The center is expected to have 250 high-tech jobs when it opens next year, and the Metro Orlando Economic Development Commission says the facility could attract up to 80,000 high-wage jobs in the years to come.
Osceola has agreed to invest $87 million for construction and equipment, for a total contribution of nearly $138 million. UCF is committed to provide $10 million from non-state and non-tuition sources to help build the center, and another $7 million for faculty hires. The university will lease the center for $1 a year and operate the 100,000-square-foot facility.
Another boost to the center could come later this year in the form of a $220 million federal initiative to build an Integrated Photonics Institute for Manufacturing Innovation. UCF is leading a team of industry partners and four other universities to create that institute at the Osceola smart-sensor facility should it win the federal bid.
The institute would provide for testing, workforce development, assembly and other functions for the photonics industry.
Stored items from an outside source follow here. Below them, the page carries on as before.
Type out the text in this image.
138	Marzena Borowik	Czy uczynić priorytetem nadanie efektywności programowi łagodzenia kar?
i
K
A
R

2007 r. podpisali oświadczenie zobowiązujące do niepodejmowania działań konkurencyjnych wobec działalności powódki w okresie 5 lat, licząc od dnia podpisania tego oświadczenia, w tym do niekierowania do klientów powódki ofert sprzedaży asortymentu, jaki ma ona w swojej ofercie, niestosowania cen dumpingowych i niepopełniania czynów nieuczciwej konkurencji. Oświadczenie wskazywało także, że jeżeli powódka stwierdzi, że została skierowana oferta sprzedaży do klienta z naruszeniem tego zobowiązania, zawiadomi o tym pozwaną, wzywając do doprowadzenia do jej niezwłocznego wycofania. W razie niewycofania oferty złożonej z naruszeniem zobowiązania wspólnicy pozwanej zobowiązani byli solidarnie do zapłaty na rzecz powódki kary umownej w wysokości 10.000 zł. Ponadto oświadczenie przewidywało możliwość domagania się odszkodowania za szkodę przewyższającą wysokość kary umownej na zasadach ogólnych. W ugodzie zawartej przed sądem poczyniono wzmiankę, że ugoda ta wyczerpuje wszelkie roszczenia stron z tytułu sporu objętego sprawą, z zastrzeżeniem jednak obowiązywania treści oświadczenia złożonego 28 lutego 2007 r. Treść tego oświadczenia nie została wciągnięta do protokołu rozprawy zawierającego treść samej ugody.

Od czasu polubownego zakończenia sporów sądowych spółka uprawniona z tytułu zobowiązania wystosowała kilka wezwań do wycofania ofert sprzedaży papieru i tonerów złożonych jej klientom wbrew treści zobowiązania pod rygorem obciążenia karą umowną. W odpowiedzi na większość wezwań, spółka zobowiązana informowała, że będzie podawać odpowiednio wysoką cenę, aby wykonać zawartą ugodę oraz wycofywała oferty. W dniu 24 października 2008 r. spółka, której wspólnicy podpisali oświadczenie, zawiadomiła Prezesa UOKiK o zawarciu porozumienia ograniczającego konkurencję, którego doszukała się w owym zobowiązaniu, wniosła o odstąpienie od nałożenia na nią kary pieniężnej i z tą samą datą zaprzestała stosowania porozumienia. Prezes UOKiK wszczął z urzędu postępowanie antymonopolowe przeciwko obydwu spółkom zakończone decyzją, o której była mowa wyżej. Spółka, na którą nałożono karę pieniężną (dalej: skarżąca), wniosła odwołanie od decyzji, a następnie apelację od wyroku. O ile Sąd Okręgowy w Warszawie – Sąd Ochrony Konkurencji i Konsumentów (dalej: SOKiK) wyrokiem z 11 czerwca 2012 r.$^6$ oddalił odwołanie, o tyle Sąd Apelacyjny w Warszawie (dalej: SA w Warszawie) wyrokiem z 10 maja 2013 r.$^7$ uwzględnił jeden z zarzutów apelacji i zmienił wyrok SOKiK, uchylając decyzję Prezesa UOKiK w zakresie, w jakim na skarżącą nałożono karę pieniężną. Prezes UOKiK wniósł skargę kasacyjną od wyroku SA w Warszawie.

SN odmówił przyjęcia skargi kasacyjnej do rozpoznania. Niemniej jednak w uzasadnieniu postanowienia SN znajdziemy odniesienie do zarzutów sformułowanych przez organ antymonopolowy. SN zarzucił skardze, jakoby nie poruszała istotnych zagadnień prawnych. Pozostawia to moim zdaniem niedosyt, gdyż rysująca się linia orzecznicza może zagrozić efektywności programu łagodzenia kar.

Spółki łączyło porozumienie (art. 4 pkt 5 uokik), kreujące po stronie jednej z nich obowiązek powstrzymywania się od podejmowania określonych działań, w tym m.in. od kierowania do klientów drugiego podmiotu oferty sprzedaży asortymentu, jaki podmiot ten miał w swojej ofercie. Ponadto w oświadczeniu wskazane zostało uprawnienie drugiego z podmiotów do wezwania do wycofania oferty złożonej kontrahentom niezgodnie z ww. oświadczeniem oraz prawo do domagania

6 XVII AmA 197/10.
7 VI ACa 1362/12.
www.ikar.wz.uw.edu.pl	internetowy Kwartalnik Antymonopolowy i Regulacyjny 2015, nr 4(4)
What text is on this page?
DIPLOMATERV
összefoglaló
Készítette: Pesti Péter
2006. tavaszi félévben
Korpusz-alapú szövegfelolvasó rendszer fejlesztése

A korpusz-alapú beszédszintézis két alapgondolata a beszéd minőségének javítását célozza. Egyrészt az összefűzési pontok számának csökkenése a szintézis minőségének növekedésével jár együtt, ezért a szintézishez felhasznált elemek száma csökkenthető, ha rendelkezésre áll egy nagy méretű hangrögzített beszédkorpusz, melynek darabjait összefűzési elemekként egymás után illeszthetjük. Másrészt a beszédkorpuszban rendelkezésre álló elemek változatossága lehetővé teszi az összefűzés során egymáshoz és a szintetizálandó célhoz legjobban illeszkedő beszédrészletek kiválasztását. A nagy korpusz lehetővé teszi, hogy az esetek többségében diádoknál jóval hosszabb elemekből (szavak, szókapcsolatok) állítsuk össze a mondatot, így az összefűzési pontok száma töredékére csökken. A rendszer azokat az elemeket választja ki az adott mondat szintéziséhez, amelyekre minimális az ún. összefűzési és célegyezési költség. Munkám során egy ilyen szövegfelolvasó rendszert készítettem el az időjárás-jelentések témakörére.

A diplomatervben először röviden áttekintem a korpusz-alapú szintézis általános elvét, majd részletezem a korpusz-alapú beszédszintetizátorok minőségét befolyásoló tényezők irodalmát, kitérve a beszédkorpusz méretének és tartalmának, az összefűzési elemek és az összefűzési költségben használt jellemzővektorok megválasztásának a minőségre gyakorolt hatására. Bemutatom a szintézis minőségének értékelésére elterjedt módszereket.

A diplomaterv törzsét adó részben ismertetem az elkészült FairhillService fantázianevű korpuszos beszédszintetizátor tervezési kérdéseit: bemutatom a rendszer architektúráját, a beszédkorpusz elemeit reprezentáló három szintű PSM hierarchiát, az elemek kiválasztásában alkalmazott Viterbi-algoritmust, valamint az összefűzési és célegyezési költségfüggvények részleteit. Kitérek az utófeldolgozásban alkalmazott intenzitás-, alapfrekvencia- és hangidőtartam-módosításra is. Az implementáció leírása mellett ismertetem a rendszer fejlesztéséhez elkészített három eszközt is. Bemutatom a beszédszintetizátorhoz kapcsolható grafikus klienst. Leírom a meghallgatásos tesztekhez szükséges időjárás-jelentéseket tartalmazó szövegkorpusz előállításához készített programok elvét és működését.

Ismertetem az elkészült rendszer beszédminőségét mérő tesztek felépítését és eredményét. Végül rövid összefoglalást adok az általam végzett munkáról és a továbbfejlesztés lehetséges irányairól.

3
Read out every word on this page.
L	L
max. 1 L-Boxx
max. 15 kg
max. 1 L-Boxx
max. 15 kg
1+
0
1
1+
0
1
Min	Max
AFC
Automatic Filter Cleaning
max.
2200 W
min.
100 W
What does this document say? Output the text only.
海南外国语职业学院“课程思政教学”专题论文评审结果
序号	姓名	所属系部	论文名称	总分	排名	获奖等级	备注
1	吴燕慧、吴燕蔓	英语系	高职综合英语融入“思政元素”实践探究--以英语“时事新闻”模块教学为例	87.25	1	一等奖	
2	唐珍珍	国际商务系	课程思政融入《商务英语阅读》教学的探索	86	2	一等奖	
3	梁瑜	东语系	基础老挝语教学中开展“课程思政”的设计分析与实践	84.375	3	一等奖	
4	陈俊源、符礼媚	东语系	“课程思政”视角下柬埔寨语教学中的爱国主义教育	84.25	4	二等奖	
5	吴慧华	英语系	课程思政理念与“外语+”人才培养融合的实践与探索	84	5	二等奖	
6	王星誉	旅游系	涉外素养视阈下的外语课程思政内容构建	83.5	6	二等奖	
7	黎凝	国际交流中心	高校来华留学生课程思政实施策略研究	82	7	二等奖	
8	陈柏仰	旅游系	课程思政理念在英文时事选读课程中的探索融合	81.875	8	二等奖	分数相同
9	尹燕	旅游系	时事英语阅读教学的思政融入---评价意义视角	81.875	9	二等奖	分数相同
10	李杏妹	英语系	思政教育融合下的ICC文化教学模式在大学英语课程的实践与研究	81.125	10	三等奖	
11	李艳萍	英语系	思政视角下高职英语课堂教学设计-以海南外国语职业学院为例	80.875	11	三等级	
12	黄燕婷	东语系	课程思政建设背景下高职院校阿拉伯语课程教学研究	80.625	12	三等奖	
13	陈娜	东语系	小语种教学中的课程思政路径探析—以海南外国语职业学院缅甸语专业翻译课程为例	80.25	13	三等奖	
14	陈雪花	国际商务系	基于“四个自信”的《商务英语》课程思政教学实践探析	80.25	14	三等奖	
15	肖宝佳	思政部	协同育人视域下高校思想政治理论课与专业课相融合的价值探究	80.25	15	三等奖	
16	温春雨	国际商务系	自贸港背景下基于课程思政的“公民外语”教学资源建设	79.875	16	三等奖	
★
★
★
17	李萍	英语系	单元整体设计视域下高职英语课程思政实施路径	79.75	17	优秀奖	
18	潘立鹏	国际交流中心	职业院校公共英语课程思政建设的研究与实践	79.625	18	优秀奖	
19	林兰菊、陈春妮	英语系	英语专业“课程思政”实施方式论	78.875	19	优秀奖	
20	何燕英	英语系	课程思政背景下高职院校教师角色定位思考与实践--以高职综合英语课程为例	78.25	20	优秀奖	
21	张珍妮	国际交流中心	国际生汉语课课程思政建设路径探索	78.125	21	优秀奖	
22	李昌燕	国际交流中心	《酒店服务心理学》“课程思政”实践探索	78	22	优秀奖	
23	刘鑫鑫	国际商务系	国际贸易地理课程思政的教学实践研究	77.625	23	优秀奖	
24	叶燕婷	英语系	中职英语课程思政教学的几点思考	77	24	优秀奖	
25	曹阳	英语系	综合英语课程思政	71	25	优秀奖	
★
The Department of Defense is expected to award $110 million for the project later this year, to be matched by investment from institutions and industry.
The consortium is one of three selected by the Department of Defense to submit proposals. The other two groups chosen are the Research Foundation for the State University of New York and The University of Southern California’s Information Sciences Institute.
“Dr. Hitt’s goal is to be the leading industry partner, and this is a perfect linkage to that,” Holladay said. “This will enable a lot of other emerging technologies, and this is going to help mankind in a lot of areas.”